Hava kirliliği, insan sağlığına ve eko-sistemlere zararlıdır. Mevcut standartlara göre, insan nüfusunun büyük bir kısmı sağlıklı bir çevrede yaşamamaktadır.
Kış aylarının gelmesiyle birlikte hava kirliliği de arttı.Yakılan kömürlerin dumanları tüm mahalle ve şehri kaplamış durumda.Mahallelere baktığımız da ise durum çok daha vahim..
Yakılan kömürün dumanı tüm mahalleyi sarıyor. İnsanlar oluşan hava kirliliğinden dolayı dışarı çıkamaz oldu.Özellikle akşamları daha yoğun olan duman dolayısıyla hava şartları olumsuz etkilenirken,insanların solunum sistemleri zarar görmekte ve erken ölümlere yol açmakta.
Özellikle akşam saatlerinde daha yoğun olan duman sebebiyle dışarı çıkmamaya gayret edelim.
***
Partikül madde,nitrojen dioksit ve yer seviyesinde ki ozon, günümüzde genel olarak insan sağlığını en çok etkileyen iki kirletici olarak kabul edilmektedir.

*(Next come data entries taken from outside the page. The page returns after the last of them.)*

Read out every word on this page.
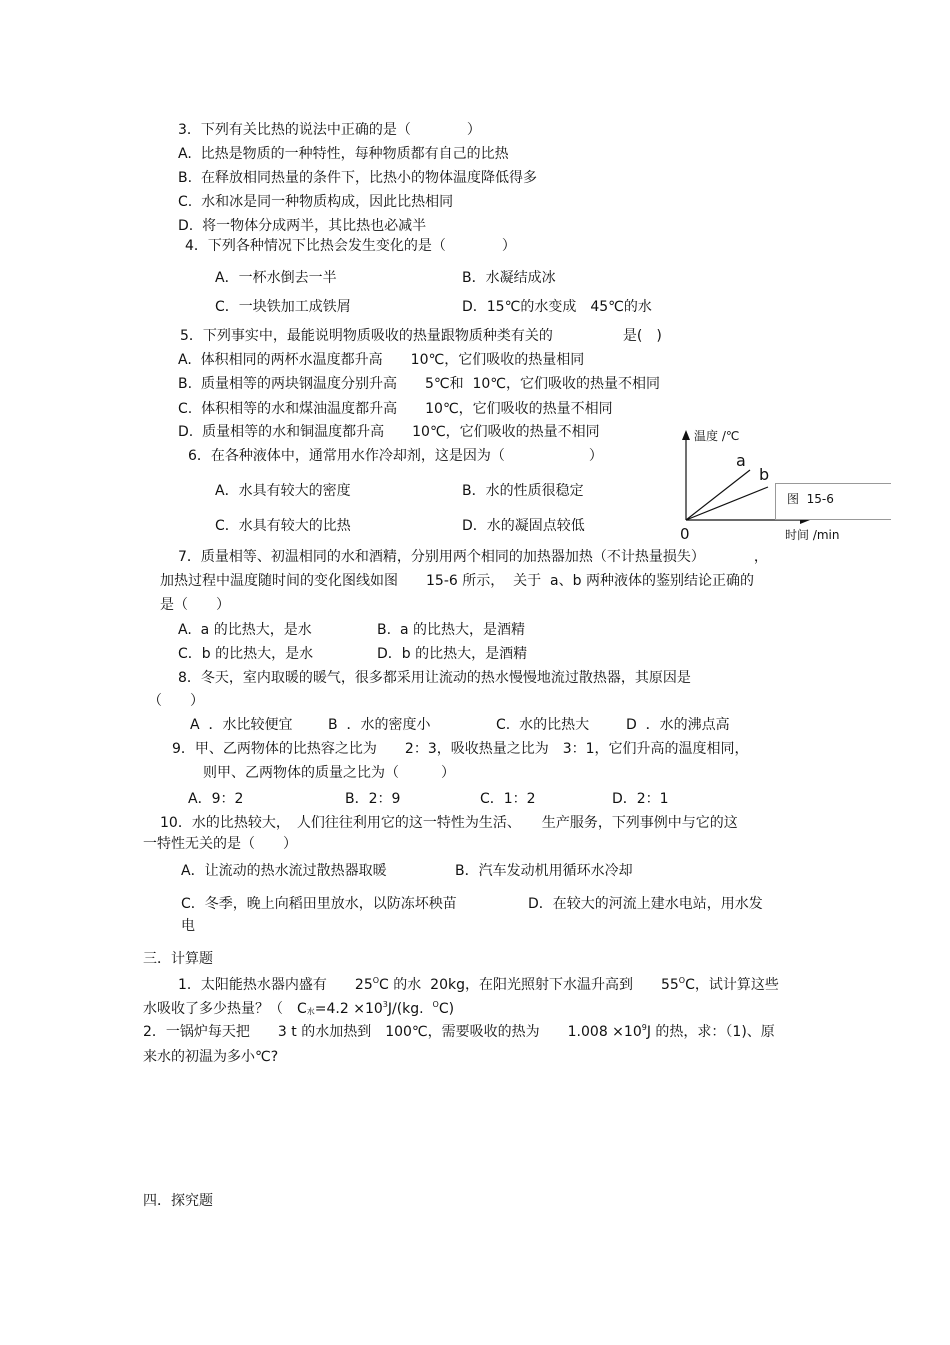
3．下列有关比热的说法中正确的是（　　　　）
A.  比热是物质的一种特性，每种物质都有自己的比热
B.  在释放相同热量的条件下，比热小的物体温度降低得多
C.  水和冰是同一种物质构成，因此比热相同
D.  将一物体分成两半，其比热也必减半
4．下列各种情况下比热会发生变化的是（　　　　）
A．一杯水倒去一半	B．水凝结成冰
C．一块铁加工成铁屑	D．15℃的水变成　45℃的水
5．下列事实中，最能说明物质吸收的热量跟物质种类有关的　　　　　是(　)
A.  体积相同的两杯水温度都升高　　10℃，它们吸收的热量相同
B.  质量相等的两块钢温度分别升高　　5℃和  10℃，它们吸收的热量不相同
C.  体积相等的水和煤油温度都升高　　10℃，它们吸收的热量不相同
D.  质量相等的水和铜温度都升高　　10℃，它们吸收的热量不相同
6．在各种液体中，通常用水作冷却剂，这是因为（　　　　　　）
A．水具有较大的密度	B．水的性质很稳定
C．水具有较大的比热	D．水的凝固点较低
温度 /℃
时间 /min
0
a
b
图  15-6
7．质量相等、初温相同的水和酒精，分别用两个相同的加热器加热（不计热量损失）　　　　，
加热过程中温度随时间的变化图线如图　　15-6 所示，  关于  a、b 两种液体的鉴别结论正确的
是（　　）
A.  a 的比热大，是水	B.  a 的比热大，是酒精
C．b 的比热大，是水	D．b 的比热大，是酒精
8．冬天，室内取暖的暖气，很多都采用让流动的热水慢慢地流过散热器，其原因是
（　　）
A  ．水比较便宜	B  ．水的密度小	C.  水的比热大	D  ．水的沸点高
9．甲、乙两物体的比热容之比为　　2：3，吸收热量之比为　3：1，它们升高的温度相同，
则甲、乙两物体的质量之比为（　　　）
A．9：2	B．2：9	C．1：2	D．2：1
10．水的比热较大，　人们往往利用它的这一特性为生活、　　生产服务，下列事例中与它的这
一特性无关的是（　　）
A．让流动的热水流过散热器取暖	B．汽车发动机用循环水冷却
C．冬季，晚上向稻田里放水，以防冻坏秧苗	D．在较大的河流上建水电站，用水发
电
三．计算题
1．太阳能热水器内盛有　　$25^OC$ 的水  20kg，在阳光照射下水温升高到　　$55^OC$，试计算这些
水吸收了多少热量？（　$C_水=4.2 \times 10^3J/(kg$.  $^O$C)
2．一锅炉每天把　　3 t 的水加热到　100℃，需要吸收的热为　　$1.008 \times 10^9J$ 的热，求：（1)、原
来水的初温为多小℃?
四．探究题
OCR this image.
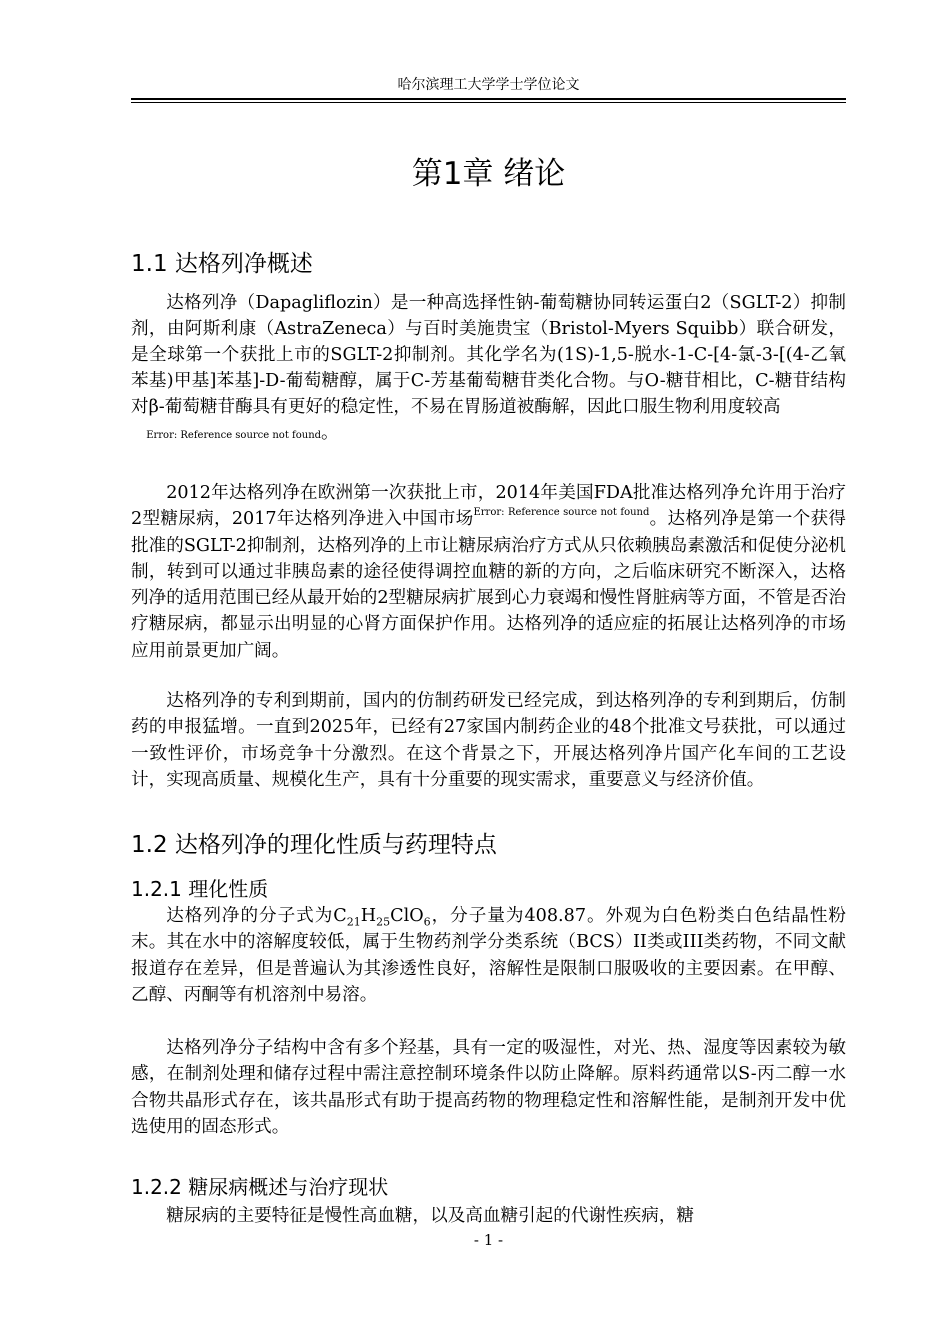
哈尔滨理工大学学士学位论文
第1章 绪论
1.1 达格列净概述
达格列净（Dapagliflozin）是一种高选择性钠-葡萄糖协同转运蛋白2（SGLT-2）抑制剂，由阿斯利康（AstraZeneca）与百时美施贵宝（Bristol-Myers Squibb）联合研发，是全球第一个获批上市的SGLT-2抑制剂。其化学名为(1S)-1,5-脱水-1-C-[4-氯-3-[(4-乙氧苯基)甲基]苯基]-D-葡萄糖醇，属于C-芳基葡萄糖苷类化合物。与O-糖苷相比，C-糖苷结构对β-葡萄糖苷酶具有更好的稳定性，不易在胃肠道被酶解，因此口服生物利用度较高
Error: Reference source not found。
2012年达格列净在欧洲第一次获批上市，2014年美国FDA批准达格列净允许用于治疗2型糖尿病，2017年达格列净进入中国市场$^{Error: Reference source not found}$。达格列净是第一个获得批准的SGLT-2抑制剂，达格列净的上市让糖尿病治疗方式从只依赖胰岛素激活和促使分泌机制，转到可以通过非胰岛素的途径使得调控血糖的新的方向，之后临床研究不断深入，达格列净的适用范围已经从最开始的2型糖尿病扩展到心力衰竭和慢性肾脏病等方面，不管是否治疗糖尿病，都显示出明显的心肾方面保护作用。达格列净的适应症的拓展让达格列净的市场应用前景更加广阔。
达格列净的专利到期前，国内的仿制药研发已经完成，到达格列净的专利到期后，仿制药的申报猛增。一直到2025年，已经有27家国内制药企业的48个批准文号获批，可以通过一致性评价，市场竞争十分激烈。在这个背景之下，开展达格列净片国产化车间的工艺设计，实现高质量、规模化生产，具有十分重要的现实需求，重要意义与经济价值。
1.2 达格列净的理化性质与药理特点
1.2.1 理化性质
达格列净的分子式为$C_{21}H_{25}ClO_6$，分子量为408.87。外观为白色粉类白色结晶性粉末。其在水中的溶解度较低，属于生物药剂学分类系统（BCS）II类或III类药物，不同文献报道存在差异，但是普遍认为其渗透性良好，溶解性是限制口服吸收的主要因素。在甲醇、乙醇、丙酮等有机溶剂中易溶。
达格列净分子结构中含有多个羟基，具有一定的吸湿性，对光、热、湿度等因素较为敏感，在制剂处理和储存过程中需注意控制环境条件以防止降解。原料药通常以S-丙二醇一水合物共晶形式存在，该共晶形式有助于提高药物的物理稳定性和溶解性能，是制剂开发中优选使用的固态形式。
1.2.2 糖尿病概述与治疗现状
糖尿病的主要特征是慢性高血糖，以及高血糖引起的代谢性疾病，糖
- 1 -
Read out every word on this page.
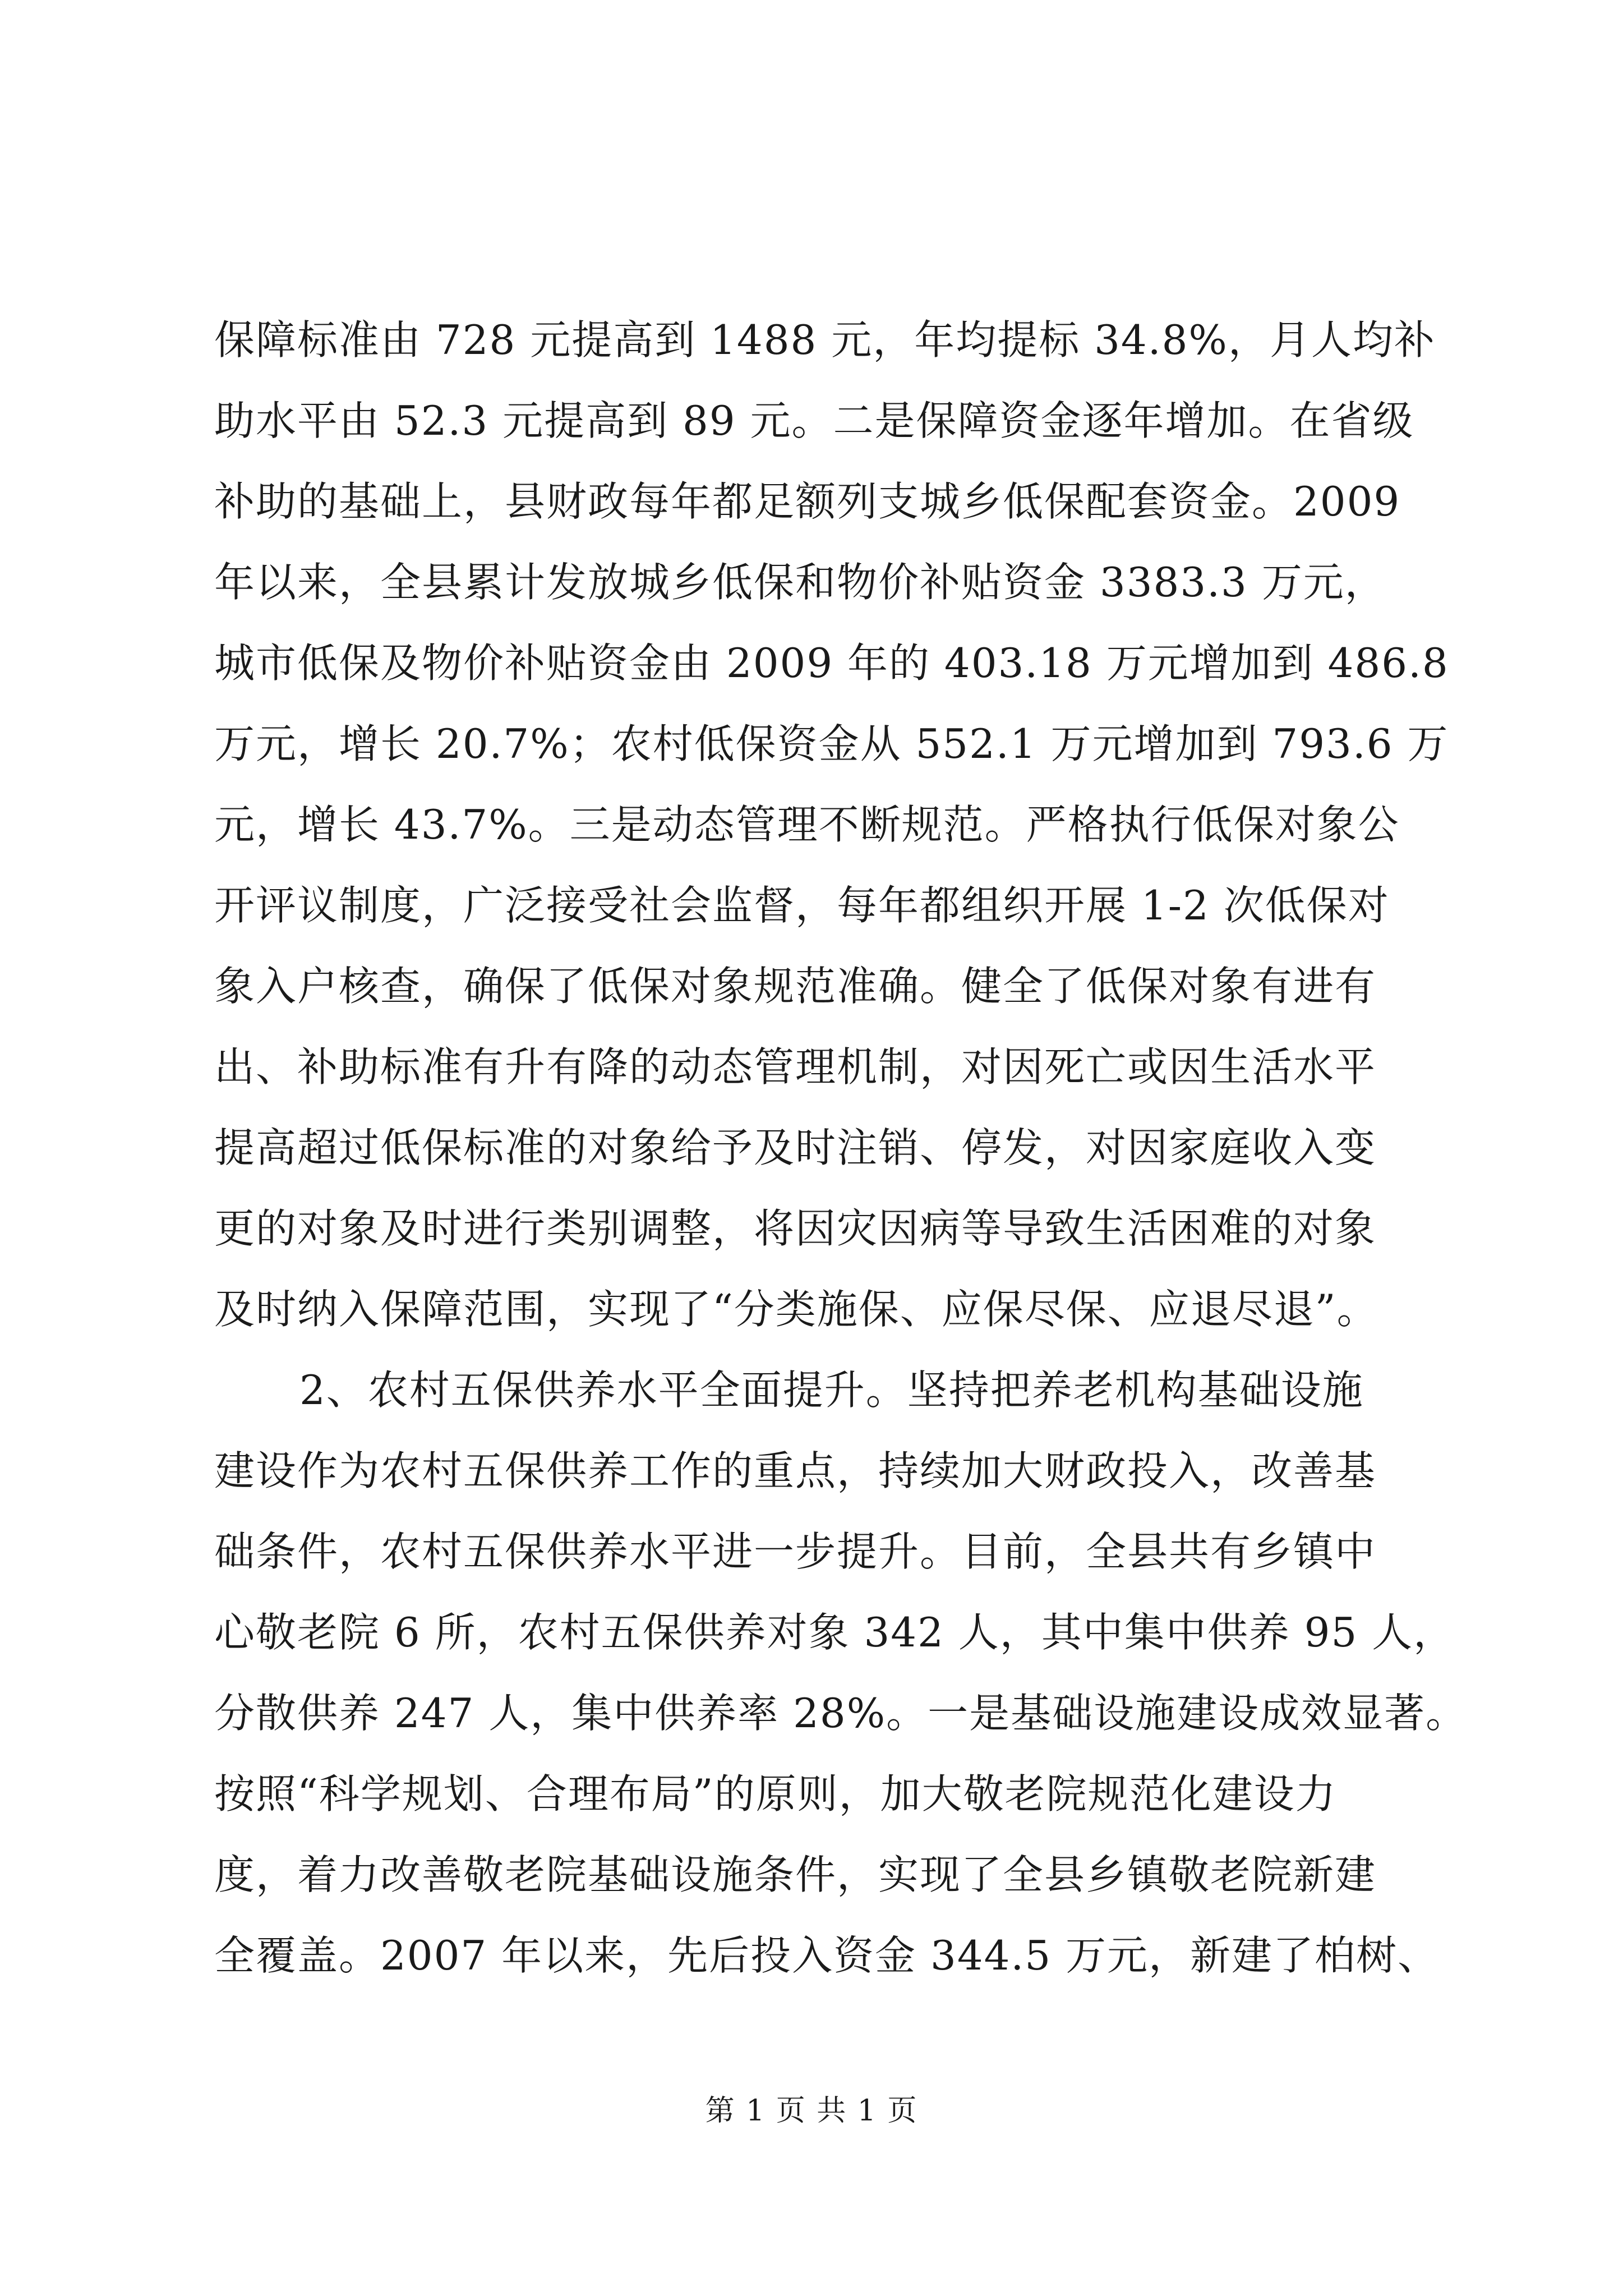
保障标准由 728 元提高到 1488 元，年均提标 34.8%，月人均补
助水平由 52.3 元提高到 89 元。二是保障资金逐年增加。在省级
补助的基础上，县财政每年都足额列支城乡低保配套资金。2009
年以来，全县累计发放城乡低保和物价补贴资金 3383.3 万元，
城市低保及物价补贴资金由 2009 年的 403.18 万元增加到 486.8
万元，增长 20.7%；农村低保资金从 552.1 万元增加到 793.6 万
元，增长 43.7%。三是动态管理不断规范。严格执行低保对象公
开评议制度，广泛接受社会监督，每年都组织开展 1-2 次低保对
象入户核查，确保了低保对象规范准确。健全了低保对象有进有
出、补助标准有升有降的动态管理机制，对因死亡或因生活水平
提高超过低保标准的对象给予及时注销、停发，对因家庭收入变
更的对象及时进行类别调整，将因灾因病等导致生活困难的对象
及时纳入保障范围，实现了“分类施保、应保尽保、应退尽退”。
2、农村五保供养水平全面提升。坚持把养老机构基础设施
建设作为农村五保供养工作的重点，持续加大财政投入，改善基
础条件，农村五保供养水平进一步提升。目前，全县共有乡镇中
心敬老院 6 所，农村五保供养对象 342 人，其中集中供养 95 人，
分散供养 247 人，集中供养率 28%。一是基础设施建设成效显著。
按照“科学规划、合理布局”的原则，加大敬老院规范化建设力
度，着力改善敬老院基础设施条件，实现了全县乡镇敬老院新建
全覆盖。2007 年以来，先后投入资金 344.5 万元，新建了柏树、
第 1 页 共 1 页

Bu kirleticilere uzun süre ve yüksek düzeylerde maruz kalmak, solunum sisteminin olumsuz şekilde etkilenmesinden erken ölüme kadar, geniş yelpazede etkilere neden olmaktadır. Avrupa'daki şehir sakinlerinin yaklaşık %90'ı, sağlık açısından zararlı kabul edilen hava kalitesi seviyelerinin üstünde konsantrasyonlara sahip kirleticilere maruz kalmaktadır. Örneğin, havadaki ince partikül madde (PM2.5) konsantrasyonunun, AB’de yaşam beklentisini sekiz aydan fazla azalttığı tahmin edilmektedir. Benzo(a)pyrene, önemi her geçen gün artan kanserojen bir kirletici olup, özellikle orta ve doğru Avrupa başta olmak üzere birçok kentsel alanda insan sağlığını korumak için belirlenmiş eşik değerin üzerinde konsantrasyonlara sahiptir.
***
Hava kirliliği kaynakları:
Antropojenik ve doğal olmak üzere çeşitli hava kirliliği kaynakları bulunmaktadır:
- Elektrik üretimi, ulaşım, endüstri ve hanelerde fosil yakıtların yakılması;
- Kimya ve madem sanayinde olmak üzere; endüstriyel prosesler ve solvent kullanımı
- Tarım;
- Atık arıtma;
- Volkanik patlamalar, rüzgarla taşınan toz, deniz tuzu serpintisi ile bitkilerdeki uçucu organik bileşiklerin emisyonları doğal emisyon kaynaklarına örnektir.
Hava kirliliği aynı zamanda çevremize de zarar vermektedir.
- Asitlenme, Avrupa‘nın aşırı sülfür ve nitrojen bileşikleri ile asit birikimine maruz kalan hassas ekosistem bölgelerinde 1990 ve 2010 yılları arasında önemli ölçüde azaltılmıştır.
- Ötrofikasyon, ekosisteme aşırı besin maddesi girişinden kaynaklanan bir çevre sorunu olup, bu alanda daha az ilerleme kaydedilmiştir. Aşırı atmosferik nitrojenden etkilenen hassas ekosistem alanlarında, 1990 ve 2010 yılları arasında yalnızca çok düşük düzeyde azalma kaydedilmiştir.
- Yüksek ozon konsantrasyonlarına maruziyet, tarım ürünlerine hasar vermektedir. Tarım ürünlerinin çoğu, bitkilerin ozon hasarından korunmasına yönelik uzun vadeli AB hedefini aşan ozon seviyelerine maruz kalmaktadır. Bilhassa güney, orta ve doğu Avrupa’da tarım alanlarının önemli bir oranı, AB hedef değerlerinin üzerindeki ozon seviyelerine maruz kalmaktadır.